AMARILLO, TX – The Texas Secretary of State’s Office filed an opposition brief arguing that a joint motion by the Republican Party of Texas and Attorney General Ken Paxton to close the state’s primary elections is unconstitutional and procedurally improper.

Filed in the Northern District of Texas on October 30, 2025, the 31-page brief contends that the proposed “consent judgment” lacks jurisdiction, violates Article III’s requirement for adversity between parties, and infringes on the state’s sovereign immunity. The filing asserts that the motion, brought less than an hour after notifying the Secretary of State, is “collusive” and represents “a fundamental assault on Article III’s case-or-controversy requirement.”

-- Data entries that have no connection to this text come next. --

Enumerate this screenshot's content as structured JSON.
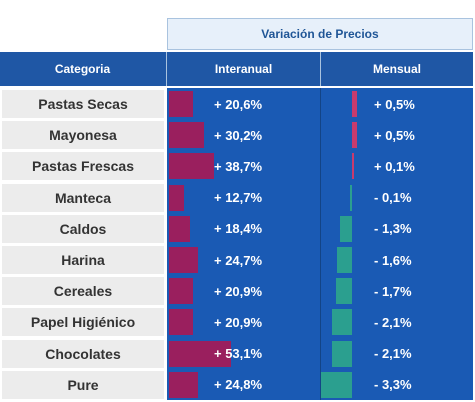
{
  "header": {
    "group_title": "Variación de Precios",
    "category_label": "Categoria",
    "interanual_label": "Interanual",
    "mensual_label": "Mensual"
  },
  "colors": {
    "header_blue": "#1f57a5",
    "body_blue": "#1a5ab4",
    "interanual_bar": "#9a1f5e",
    "mensual_positive": "#c83b6e",
    "mensual_negative": "#2b9f8f"
  },
  "chart_data": {
    "type": "table",
    "categories": [
      "Pastas Secas",
      "Mayonesa",
      "Pastas Frescas",
      "Manteca",
      "Caldos",
      "Harina",
      "Cereales",
      "Papel Higiénico",
      "Chocolates",
      "Pure"
    ],
    "series": [
      {
        "name": "Interanual",
        "values": [
          20.6,
          30.2,
          38.7,
          12.7,
          18.4,
          24.7,
          20.9,
          20.9,
          53.1,
          24.8
        ],
        "labels": [
          "+ 20,6%",
          "+ 30,2%",
          "+ 38,7%",
          "+ 12,7%",
          "+ 18,4%",
          "+ 24,7%",
          "+ 20,9%",
          "+ 20,9%",
          "+ 53,1%",
          "+ 24,8%"
        ]
      },
      {
        "name": "Mensual",
        "values": [
          0.5,
          0.5,
          0.1,
          -0.1,
          -1.3,
          -1.6,
          -1.7,
          -2.1,
          -2.1,
          -3.3
        ],
        "labels": [
          "+ 0,5%",
          "+ 0,5%",
          "+ 0,1%",
          "- 0,1%",
          "- 1,3%",
          "- 1,6%",
          "- 1,7%",
          "- 2,1%",
          "- 2,1%",
          "- 3,3%"
        ]
      }
    ]
  }
}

The Secretary of State’s counsel argued that the plaintiffs—Republican voter Chip Hunt and the Republican Party of Texas—have not demonstrated any immediate harm, as their challenge concerns the 2028 election, not the ongoing 2026 cycle. The brief maintains that any changes to Texas’s primary system must be enacted by the Legislature, not through an agreed judgment between non-adverse parties.
Citing constitutional precedent, the opposition states that “consent cannot create jurisdiction” and that the proposed judgment “does not assume the honest and actual antagonistic assertion of rights” required under federal law. The filing requests that the court deny the motion outright or hold a hearing to determine whether the proposal is fair, reasonable, and non-collusive.